Henrietta (Hettie) Langdale Bussell (19 February 1917 – December 1996) was Britain's first female railway engineer. She served as the president of the Women's Engineering Society from 1976 to 1977.

== Early life and education ==
Bussell was born in London, but moved to Newport, Monmouthshire at age 12 with her family. There she won a scholarship to attend a new grammar school in Monmouthshire where she developed a love for maths and physics.

== Finding work ==
Bussell left school in 1933 during the Great Depression, a time where it was difficult to find work. She sat a Civil Service entrance exam in 1934, where she did not gain one of the 4 vacancies on offer to 2,000 testers. That same year, she came 2nd in an exam to join Great Western Railway, where only the first place recipient claimed entry to the company.

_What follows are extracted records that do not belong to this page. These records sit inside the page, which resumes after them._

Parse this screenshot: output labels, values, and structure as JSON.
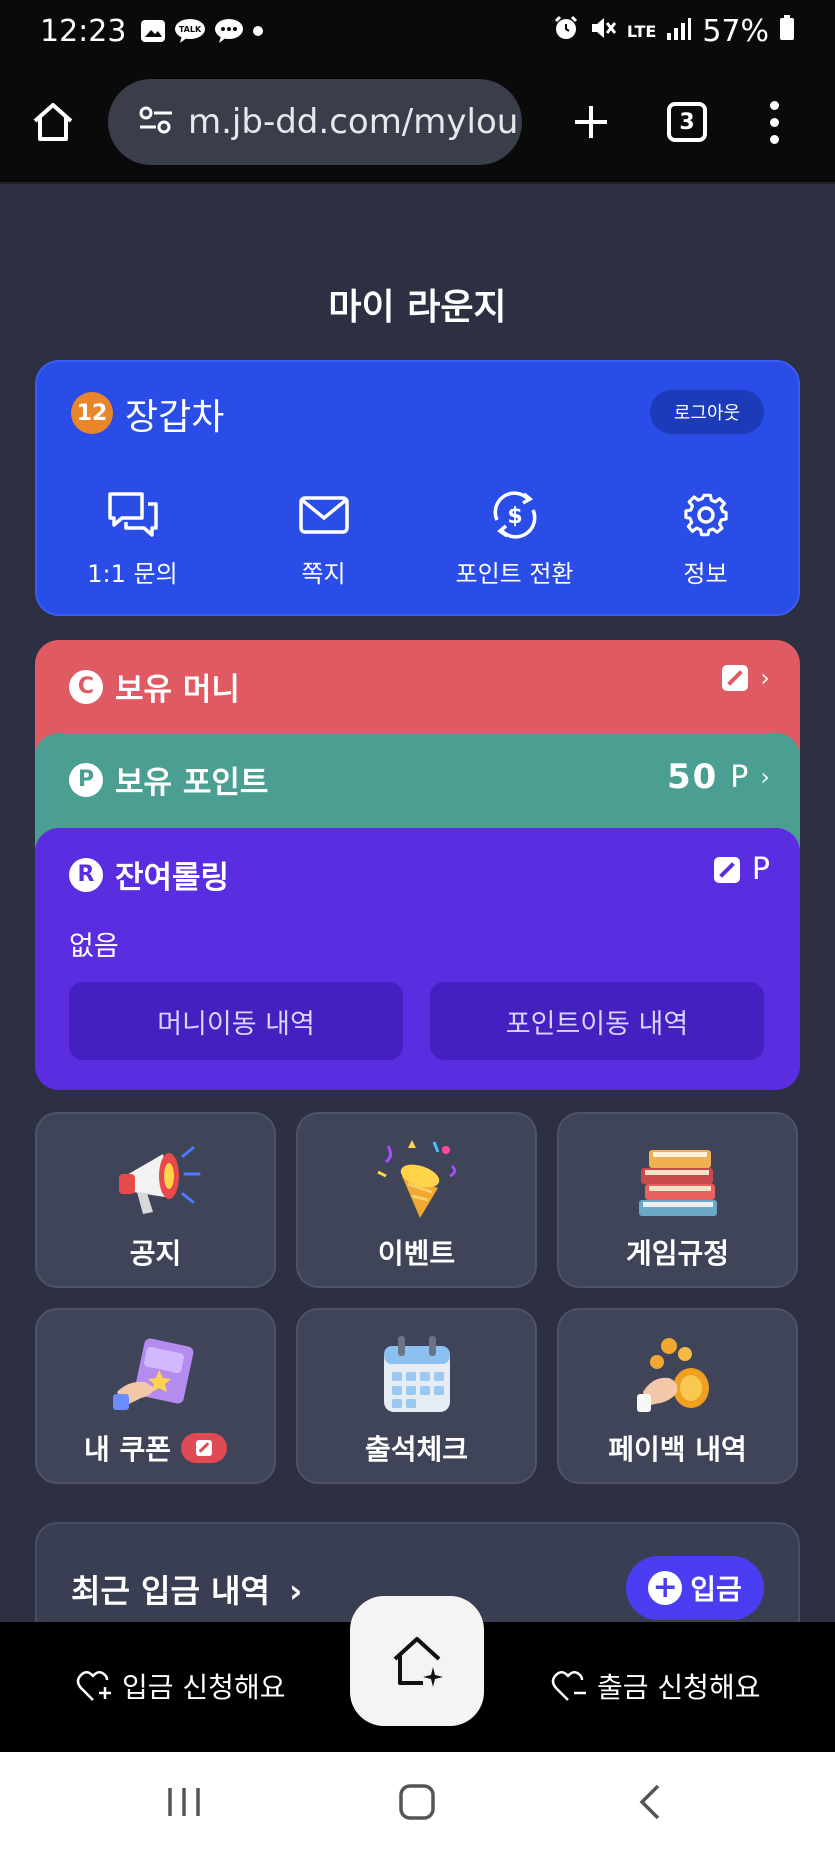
{
  "status_bar": {
    "time": "12:23",
    "battery": "57%",
    "network": "LTE"
  },
  "browser": {
    "url": "m.jb-dd.com/mylou",
    "tab_count": "3"
  },
  "page": {
    "title": "마이 라운지"
  },
  "profile": {
    "level": "12",
    "username": "장갑차",
    "logout_label": "로그아웃",
    "actions": [
      {
        "label": "1:1 문의",
        "icon": "chat-icon"
      },
      {
        "label": "쪽지",
        "icon": "mail-icon"
      },
      {
        "label": "포인트 전환",
        "icon": "exchange-icon"
      },
      {
        "label": "정보",
        "icon": "gear-icon"
      }
    ]
  },
  "money_card": {
    "badge": "C",
    "title": "보유 머니",
    "color": "#e05a64"
  },
  "points_card": {
    "badge": "P",
    "title": "보유 포인트",
    "value": "50",
    "unit": "P",
    "color": "#4a9e92"
  },
  "rolling_card": {
    "badge": "R",
    "title": "잔여롤링",
    "unit": "P",
    "status": "없음",
    "money_history_label": "머니이동 내역",
    "point_history_label": "포인트이동 내역",
    "color": "#5a2de0"
  },
  "tiles": [
    {
      "label": "공지",
      "icon": "megaphone-icon"
    },
    {
      "label": "이벤트",
      "icon": "party-popper-icon"
    },
    {
      "label": "게임규정",
      "icon": "books-icon"
    },
    {
      "label": "내 쿠폰",
      "icon": "coupon-icon"
    },
    {
      "label": "출석체크",
      "icon": "calendar-icon"
    },
    {
      "label": "페이백 내역",
      "icon": "coins-icon"
    }
  ],
  "recent_deposit": {
    "title": "최근 입금 내역",
    "deposit_button": "입금"
  },
  "app_nav": {
    "deposit_request": "입금 신청해요",
    "withdraw_request": "출금 신청해요"
  }
}
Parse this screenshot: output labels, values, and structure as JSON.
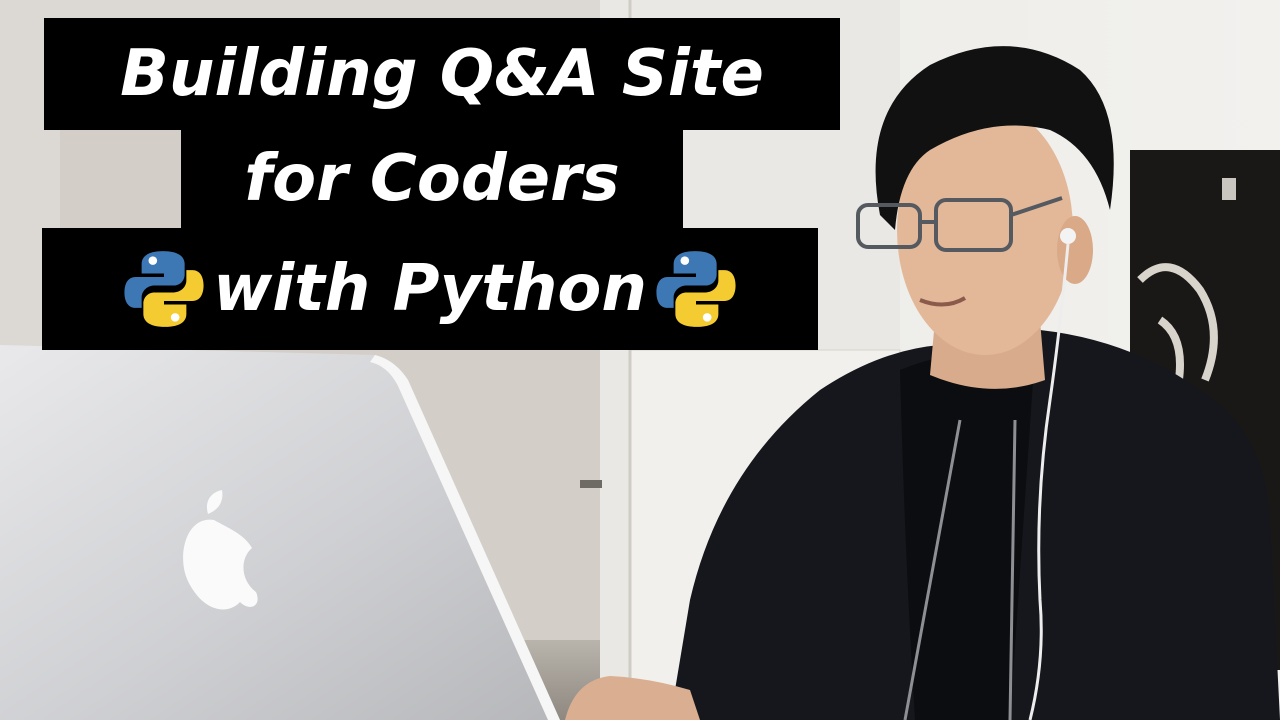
{
  "thumbnail": {
    "title_lines": [
      "Building Q&A Site",
      "for Coders",
      "with Python"
    ],
    "icons": [
      "python-logo-icon",
      "python-logo-icon"
    ],
    "colors": {
      "title_background": "#000000",
      "title_text": "#ffffff",
      "python_blue": "#3d78b4",
      "python_yellow": "#f5cb32"
    }
  }
}
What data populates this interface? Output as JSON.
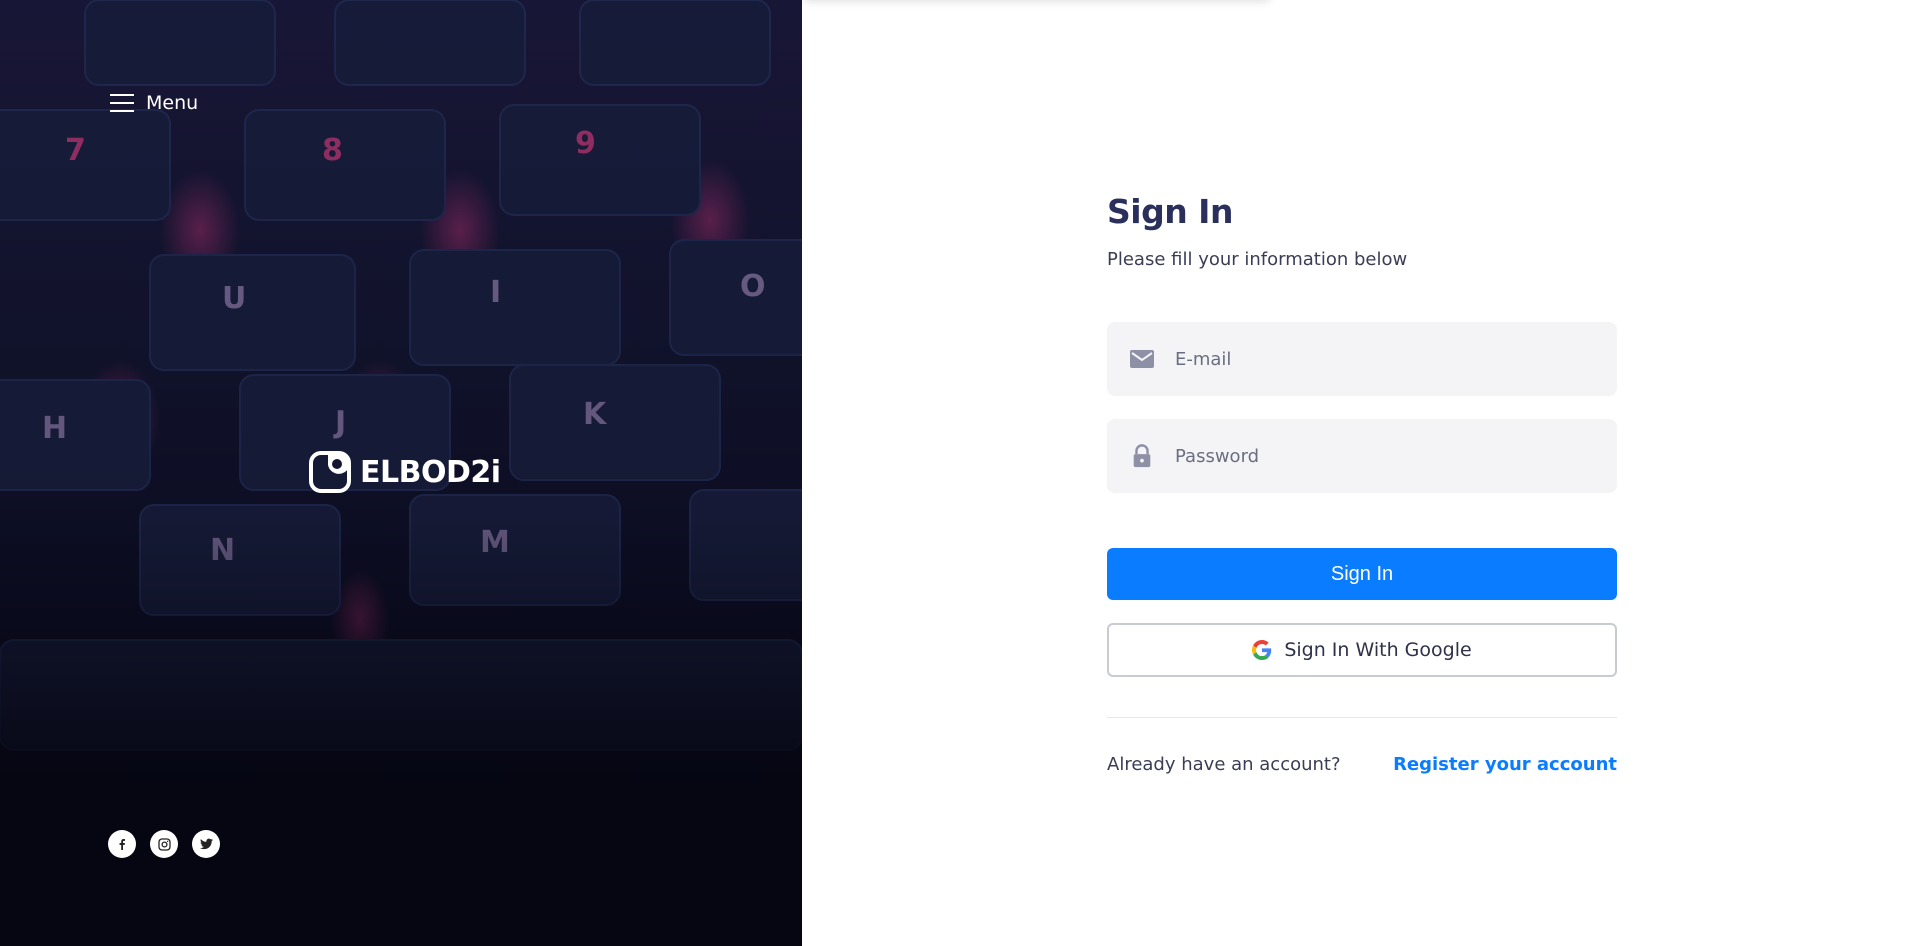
{
  "left_panel": {
    "menu_label": "Menu",
    "brand_name": "ELBOD2i",
    "key_letters": [
      "7",
      "8",
      "9",
      "U",
      "I",
      "O",
      "H",
      "J",
      "K",
      "N",
      "M"
    ],
    "socials": [
      {
        "name": "facebook-icon",
        "glyph": "f"
      },
      {
        "name": "instagram-icon",
        "glyph": ""
      },
      {
        "name": "twitter-icon",
        "glyph": ""
      }
    ]
  },
  "form": {
    "title": "Sign In",
    "subtitle": "Please fill your information below",
    "email_placeholder": "E-mail",
    "password_placeholder": "Password",
    "sign_in_label": "Sign In",
    "google_label": "Sign In With Google",
    "already_text": "Already have an account?",
    "register_text": "Register your account"
  },
  "colors": {
    "accent": "#0a7cff",
    "heading": "#2a2f5b",
    "input_bg": "#f4f4f7",
    "left_bg": "#141631",
    "key_glow": "#d2387f"
  }
}
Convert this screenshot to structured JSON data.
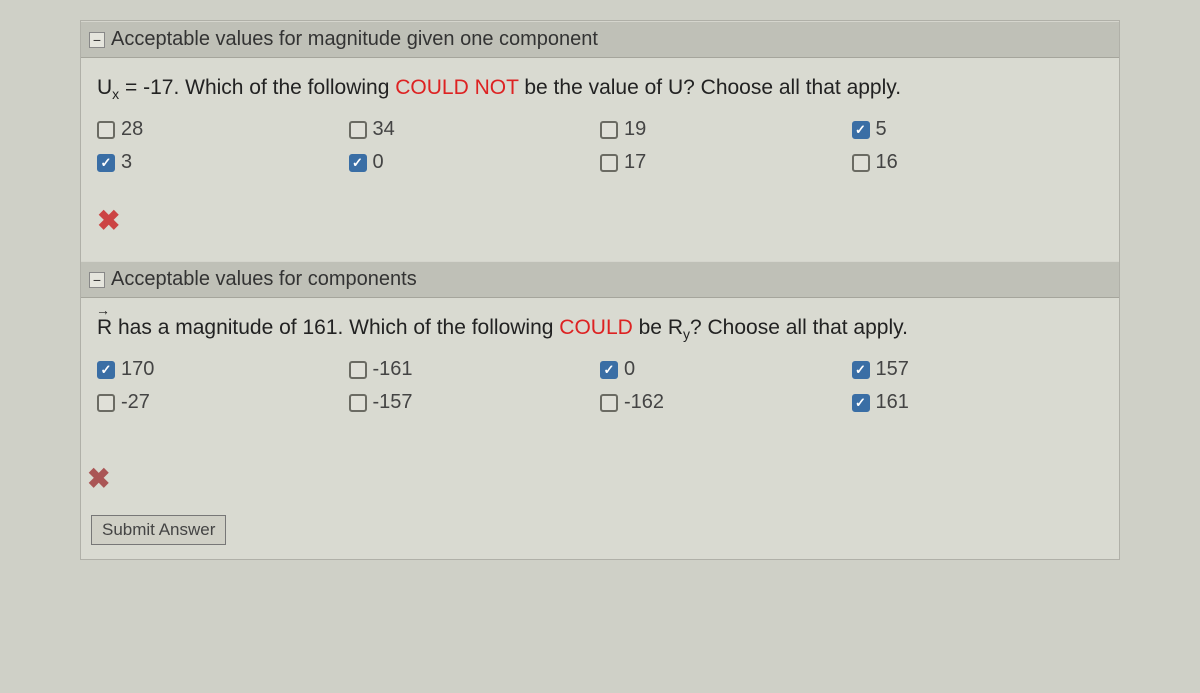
{
  "section1": {
    "title": "Acceptable values for magnitude given one component",
    "question_pre": "U",
    "question_sub": "x",
    "question_mid": " = -17. Which of the following ",
    "question_red": "COULD NOT",
    "question_post": " be the value of U? Choose all that apply.",
    "options": [
      {
        "label": "28",
        "checked": false
      },
      {
        "label": "34",
        "checked": false
      },
      {
        "label": "19",
        "checked": false
      },
      {
        "label": "5",
        "checked": true
      },
      {
        "label": "3",
        "checked": true
      },
      {
        "label": "0",
        "checked": true
      },
      {
        "label": "17",
        "checked": false
      },
      {
        "label": "16",
        "checked": false
      }
    ],
    "result_icon": "✖"
  },
  "section2": {
    "title": "Acceptable values for components",
    "question_vec": "R",
    "question_mid": " has a magnitude of 161. Which of the following ",
    "question_red": "COULD",
    "question_post1": " be R",
    "question_sub": "y",
    "question_post2": "? Choose all that apply.",
    "options": [
      {
        "label": "170",
        "checked": true
      },
      {
        "label": "-161",
        "checked": false
      },
      {
        "label": "0",
        "checked": true
      },
      {
        "label": "157",
        "checked": true
      },
      {
        "label": "-27",
        "checked": false
      },
      {
        "label": "-157",
        "checked": false
      },
      {
        "label": "-162",
        "checked": false
      },
      {
        "label": "161",
        "checked": true
      }
    ],
    "result_icon": "✖"
  },
  "submit_label": "Submit Answer"
}
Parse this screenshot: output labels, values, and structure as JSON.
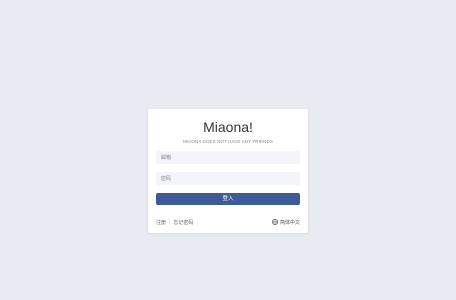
{
  "app": {
    "title": "Miaona!",
    "subtitle": "MIAONA DOES NOT HAVE ANY FRIENDS"
  },
  "form": {
    "email_placeholder": "邮箱",
    "password_placeholder": "密码",
    "login_label": "登入"
  },
  "footer": {
    "register_label": "注册",
    "forgot_label": "忘记密码",
    "language_label": "简体中文",
    "language_icon": "globe-icon"
  },
  "colors": {
    "background": "#e8ebf1",
    "accent": "#3e5a99"
  }
}
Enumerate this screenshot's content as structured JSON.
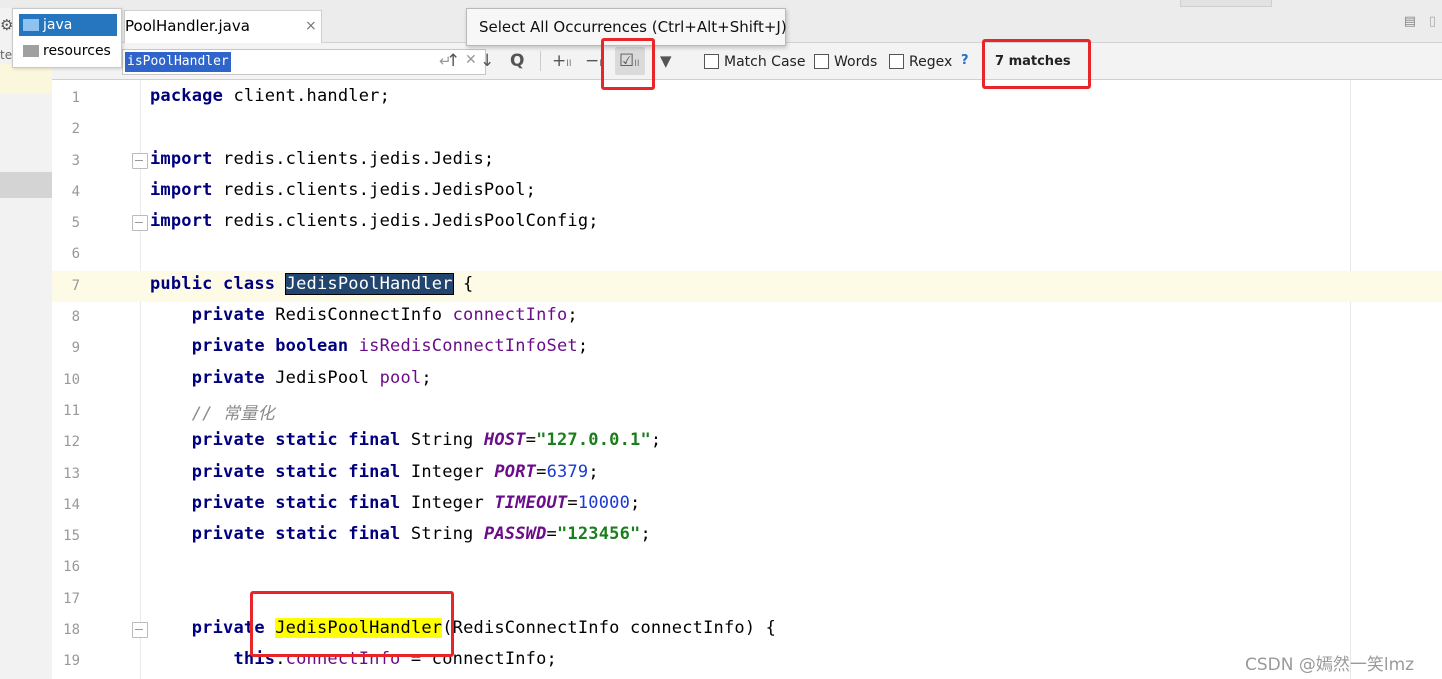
{
  "tree_popup": {
    "items": [
      {
        "label": "java"
      },
      {
        "label": "resources"
      }
    ]
  },
  "left_panel": {
    "cut_text": "te"
  },
  "tab": {
    "label": "PoolHandler.java",
    "close": "×"
  },
  "search": {
    "value": "isPoolHandler",
    "prev_occurrence": "↑",
    "next_occurrence": "↓",
    "find_all": "Q",
    "add_occurrence": "+",
    "remove_occurrence": "−",
    "select_all_occurrences": "☑",
    "filter": "▼",
    "match_case_label": "Match Case",
    "words_label": "Words",
    "regex_label": "Regex",
    "help": "?",
    "matches_label": "7 matches"
  },
  "tooltip": {
    "text": "Select All Occurrences (Ctrl+Alt+Shift+J)"
  },
  "code_lines": [
    {
      "n": "1"
    },
    {
      "n": "2"
    },
    {
      "n": "3"
    },
    {
      "n": "4"
    },
    {
      "n": "5"
    },
    {
      "n": "6"
    },
    {
      "n": "7"
    },
    {
      "n": "8"
    },
    {
      "n": "9"
    },
    {
      "n": "10"
    },
    {
      "n": "11"
    },
    {
      "n": "12"
    },
    {
      "n": "13"
    },
    {
      "n": "14"
    },
    {
      "n": "15"
    },
    {
      "n": "16"
    },
    {
      "n": "17"
    },
    {
      "n": "18"
    },
    {
      "n": "19"
    }
  ],
  "code": {
    "l1": [
      "package",
      " client.handler;"
    ],
    "l3": [
      "import",
      " redis.clients.jedis.Jedis;"
    ],
    "l4": [
      "import",
      " redis.clients.jedis.JedisPool;"
    ],
    "l5": [
      "import",
      " redis.clients.jedis.JedisPoolConfig;"
    ],
    "l7": [
      "public class",
      " ",
      "JedisPoolHandler",
      " {"
    ],
    "l8": [
      "private",
      " RedisConnectInfo ",
      "connectInfo",
      ";"
    ],
    "l9": [
      "private boolean",
      " ",
      "isRedisConnectInfoSet",
      ";"
    ],
    "l10": [
      "private",
      " JedisPool ",
      "pool",
      ";"
    ],
    "l11": [
      "// 常量化"
    ],
    "l12": [
      "private static final",
      " String ",
      "HOST",
      "=",
      "\"127.0.0.1\"",
      ";"
    ],
    "l13": [
      "private static final",
      " Integer ",
      "PORT",
      "=",
      "6379",
      ";"
    ],
    "l14": [
      "private static final",
      " Integer ",
      "TIMEOUT",
      "=",
      "10000",
      ";"
    ],
    "l15": [
      "private static final",
      " String ",
      "PASSWD",
      "=",
      "\"123456\"",
      ";"
    ],
    "l18": [
      "private",
      " ",
      "JedisPoolHandler",
      "(RedisConnectInfo connectInfo) {"
    ],
    "l19": [
      "this",
      ".",
      "connectInfo",
      " = connectInfo;"
    ]
  },
  "watermark": "CSDN @嫣然一笑lmz",
  "colors": {
    "selection": "#21456e",
    "occurrence": "#ffff00",
    "annotation": "#e8262a"
  }
}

However, Great Western Railway soon after had a vacancy in Cardiff in the Drawing Office, part of the Civil Engineering Department. Bussell contacted the company to remind them of her 2nd place exam finish. From this, she was able to gain a position as a tracer in August 1934.

== Career and interests ==
In 1942, the GWR Chief Civil Engineer appointed Bussell as Junior Technical Staff as Draughtsman (female).

Bussell transferred to British Rail, where she was promoted to various roles:

- Assistant Draughtsman in 1948
- Technical Assistant in 1957
- Engineering Assistant in 1966
- Senior Engineering Assistant in 1971

Bussell was a member of the British Railway's Management Staff.

Bussell had a great interest in tunneling works, particularly the Channel Tunnel.

== Advocacy for women in engineering ==
Bussell was an advocate for getting women involved in engineering.

Bussell joined the Women’s Engineering Society in 1951 and became an active member in the London branch. She joined the Society's council in 1961 before becoming President from 1976–77, succeeding Gwendolen 'Bunty' Sergant and being succeeded by Veronica Milligan.

She attended the second International Conference of Women Engineers and Scientists conference in Cambridge in 1967, where amongst other things, she was taught how to wear a sari by Indian engineer K. K. Khubchandani alongside fellow WES members and engineers Rose Winslade, Cicely Thompson, and US delegates Louise Davies and Betty Lou Bailey. Bussell submitted a paper on the Channel Tunnel to the third International Conference of Women Engineers and Scientists conference held in Turin in 1971.

Bussell became seriously ill in 1989 and died in Colchester in 1996.